Não se escrevem respostas ao silêncio? Direi que sim. Nem que seja
com um falso monólogo, para fazer crer ao outro que respondeu à
«resposta» que não teve, fazendo-o agir. Seria bom poder responder
sempre aos silêncios que fomos deixando que acontecessem nas nossas
vidas, nas nossas relações. A Maria está chateada com o Rui, e já nem
lhe apetece responder. A seguir a um resmungo dele, entredentes, vem o
silêncio e, perante o silêncio dele, instala-se o dela. Seria diferente
se ela lhe respondesse? Penso que sim. A resposta é uma oportunidade que
promove uma resposta, uma atitude, uma ação, um pedido de desculpa.

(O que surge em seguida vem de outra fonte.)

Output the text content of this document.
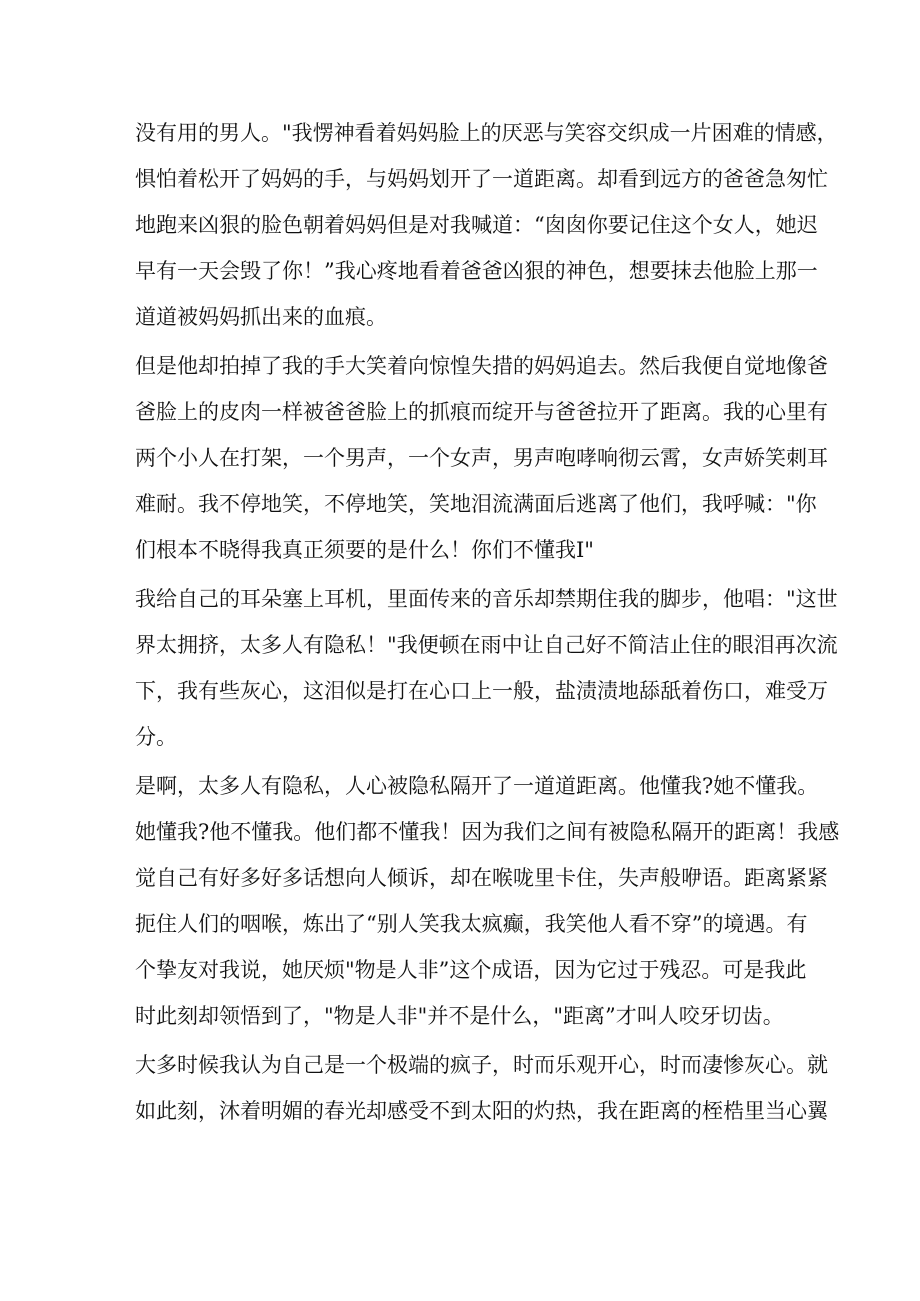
没有用的男人。"我愣神看着妈妈脸上的厌恶与笑容交织成一片困难的情感，
惧怕着松开了妈妈的手，与妈妈划开了一道距离。却看到远方的爸爸急匆忙
地跑来凶狠的脸色朝着妈妈但是对我喊道：“囱囱你要记住这个女人，她迟
早有一天会毁了你！”我心疼地看着爸爸凶狠的神色，想要抹去他脸上那一
道道被妈妈抓出来的血痕。
但是他却拍掉了我的手大笑着向惊惶失措的妈妈追去。然后我便自觉地像爸
爸脸上的皮肉一样被爸爸脸上的抓痕而绽开与爸爸拉开了距离。我的心里有
两个小人在打架，一个男声，一个女声，男声咆哮响彻云霄，女声娇笑刺耳
难耐。我不停地笑，不停地笑，笑地泪流满面后逃离了他们，我呼喊："你
们根本不晓得我真正须要的是什么！你们不懂我I"
我给自己的耳朵塞上耳机，里面传来的音乐却禁期住我的脚步，他唱："这世
界太拥挤，太多人有隐私！"我便顿在雨中让自己好不简洁止住的眼泪再次流
下，我有些灰心，这泪似是打在心口上一般，盐渍渍地舔舐着伤口，难受万
分。
是啊，太多人有隐私，人心被隐私隔开了一道道距离。他懂我?她不懂我。
她懂我?他不懂我。他们都不懂我！因为我们之间有被隐私隔开的距离！我感
觉自己有好多好多话想向人倾诉，却在喉咙里卡住，失声般咿语。距离紧紧
扼住人们的咽喉，炼出了“别人笑我太疯癫，我笑他人看不穿”的境遇。有
个挚友对我说，她厌烦"物是人非”这个成语，因为它过于残忍。可是我此
时此刻却领悟到了，"物是人非"并不是什么，"距离”才叫人咬牙切齿。
大多时候我认为自己是一个极端的疯子，时而乐观开心，时而凄惨灰心。就
如此刻，沐着明媚的春光却感受不到太阳的灼热，我在距离的桎梏里当心翼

Quando pensamos que já não vale a pena responder, é nesse preciso
momento que devemos ir mais longe e aventurar-nos. Acredito que todos
temos dentro de nós um marinheiro que ambiciona navegar por águas nunca
«d’antes navegadas», mesmo que nos falte a Amália na voz e tenhamos medo
do escuro. Por mais que achemos que já sabemos o que nos espera, que já
adivinhamos a resposta, na verdade podemos ser mil vezes surpreendidos
com o resultado. Responder com silêncio ao silêncio nem sempre é sinal
de esquecimento, de desinteresse ou de indiferença. É muitas vezes sinal
de falta de coragem, de medo, de falta de iniciativa.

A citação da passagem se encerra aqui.